IMF approves $385mln disbursement for Ghana under reform program
Thursday, 18 December 2025 15:30
  • Fifth review completed under Ghana’s IMF-backed ECF program
  • Decision unlocks immediate $385 million disbursement
  • Total IMF support since 2023 reaches nearly $2.8 billion

The Executive Board of the International Monetary Fund (IMF) completed the fifth review of Ghana’s program supported by the Extended Credit Facility (ECF) on December 17.

The approval allows for the immediate disbursement of $385 million, bringing total financial support provided to Accra since May 2023 to nearly $2.8 billion. The Bretton Woods institution said Ghana’s implementation of the program had been satisfactory.

The IMF said Ghana’s performance under its ECF-supported reform program was broadly satisfactory, citing strong ownership by the authorities and decisive corrective measures taken after policy slippages in 2024. According to the institution, these efforts, combined with structural reforms, resulted in stronger-than-expected economic growth, brought inflation back within the Bank of Ghana’s target range, and supported solid reserve accumulation.
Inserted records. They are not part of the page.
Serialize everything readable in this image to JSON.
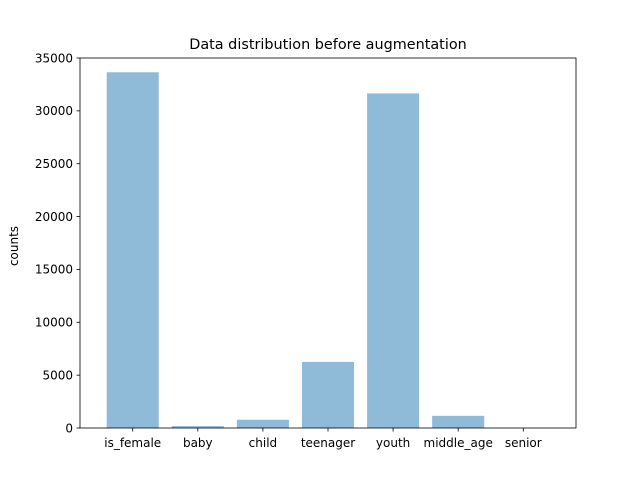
{
  "chart_data": {
    "type": "bar",
    "title": "Data distribution before augmentation",
    "xlabel": "",
    "ylabel": "counts",
    "categories": [
      "is_female",
      "baby",
      "child",
      "teenager",
      "youth",
      "middle_age",
      "senior"
    ],
    "values": [
      33650,
      180,
      780,
      6250,
      31650,
      1150,
      0
    ],
    "ylim": [
      0,
      35000
    ],
    "yticks": [
      0,
      5000,
      10000,
      15000,
      20000,
      25000,
      30000,
      35000
    ],
    "ytick_labels": [
      "0",
      "5000",
      "10000",
      "15000",
      "20000",
      "25000",
      "30000",
      "35000"
    ],
    "grid": false,
    "legend": "none",
    "colors": {
      "bar": "#8fbbd9",
      "axis": "#000000"
    }
  }
}
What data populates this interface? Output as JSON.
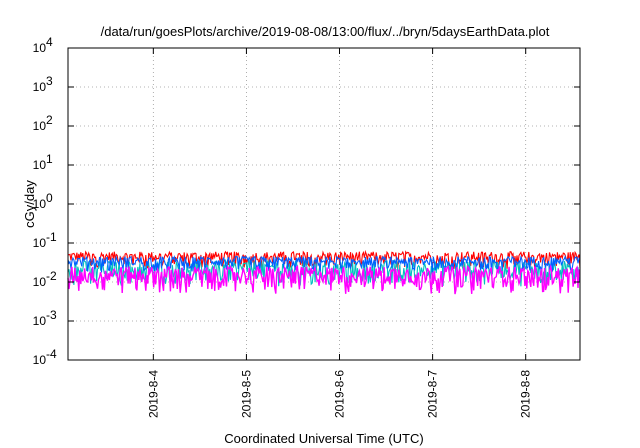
{
  "chart_data": {
    "type": "line",
    "title": "/data/run/goesPlots/archive/2019-08-08/13:00/flux/../bryn/5daysEarthData.plot",
    "xlabel": "Coordinated Universal Time (UTC)",
    "ylabel": "cGy/day",
    "yscale": "log",
    "ylim": [
      0.0001,
      10000
    ],
    "xlim": [
      "2019-08-03 02:00",
      "2019-08-08 14:00"
    ],
    "y_ticks": [
      {
        "value": 0.0001,
        "base": "10",
        "exp": "-4"
      },
      {
        "value": 0.001,
        "base": "10",
        "exp": "-3"
      },
      {
        "value": 0.01,
        "base": "10",
        "exp": "-2"
      },
      {
        "value": 0.1,
        "base": "10",
        "exp": "-1"
      },
      {
        "value": 1,
        "base": "10",
        "exp": "0"
      },
      {
        "value": 10,
        "base": "10",
        "exp": "1"
      },
      {
        "value": 100,
        "base": "10",
        "exp": "2"
      },
      {
        "value": 1000,
        "base": "10",
        "exp": "3"
      },
      {
        "value": 10000,
        "base": "10",
        "exp": "4"
      }
    ],
    "x_ticks": [
      {
        "date": "2019-08-04",
        "label": "2019-8-4"
      },
      {
        "date": "2019-08-05",
        "label": "2019-8-5"
      },
      {
        "date": "2019-08-06",
        "label": "2019-8-6"
      },
      {
        "date": "2019-08-07",
        "label": "2019-8-7"
      },
      {
        "date": "2019-08-08",
        "label": "2019-8-8"
      }
    ],
    "grid": true,
    "legend": "none",
    "series": [
      {
        "color": "#ff0000",
        "min": 0.018,
        "max": 0.06
      },
      {
        "color": "#00c0c0",
        "min": 0.006,
        "max": 0.035
      },
      {
        "color": "#0060ff",
        "min": 0.015,
        "max": 0.045
      },
      {
        "color": "#ff00ff",
        "min": 0.0035,
        "max": 0.025
      }
    ]
  }
}
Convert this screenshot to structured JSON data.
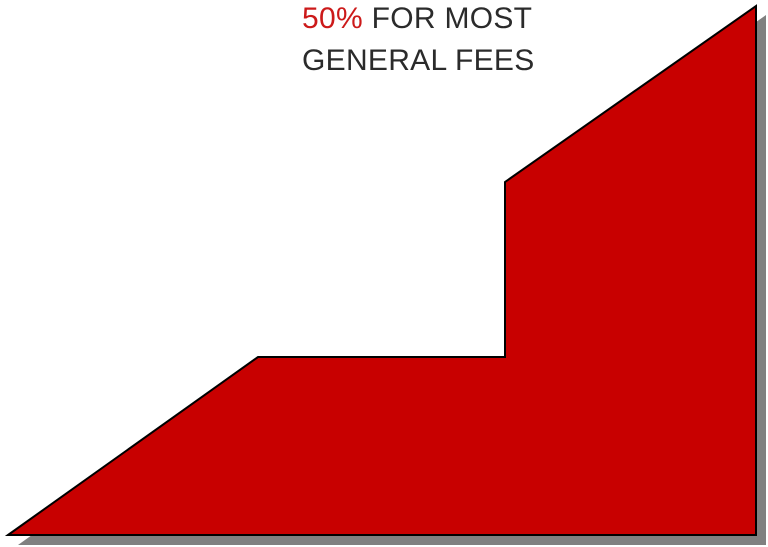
{
  "caption": {
    "line1_highlight": "50%",
    "line1_rest": " FOR MOST",
    "line2": "GENERAL FEES"
  },
  "colors": {
    "fill": "#c80000",
    "shadow": "#808080",
    "outline": "#000000",
    "highlight_text": "#cc1a1a",
    "body_text": "#2b2b2b"
  },
  "icons": [
    "stepped-bar-shape"
  ]
}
Despite this progress, the IMF called for continued fiscal adjustment, stronger domestic revenue mobilization, and more disciplined public spending, while ensuring adequate protection for the most vulnerable households.

The institution also stressed the need to address persistent challenges in the energy sector, strengthen the independence of the central bank, improve governance in the financial sector, and intensify efforts to fight corruption. These measures were described as essential to safeguarding macroeconomic stability and ensuring debt sustainability.

Ghana and the IMF reached a 36-month ECF agreement in 2023, with total financing of $3 billion. The program is designed to restore macroeconomic stability and debt sustainability, while laying the foundations for stronger and more inclusive growth.

It is supported by a package of structural reforms covering fiscal policy, revenue administration, and public financial management, as well as measures aimed at correcting structural weaknesses in the energy and cocoa sectors.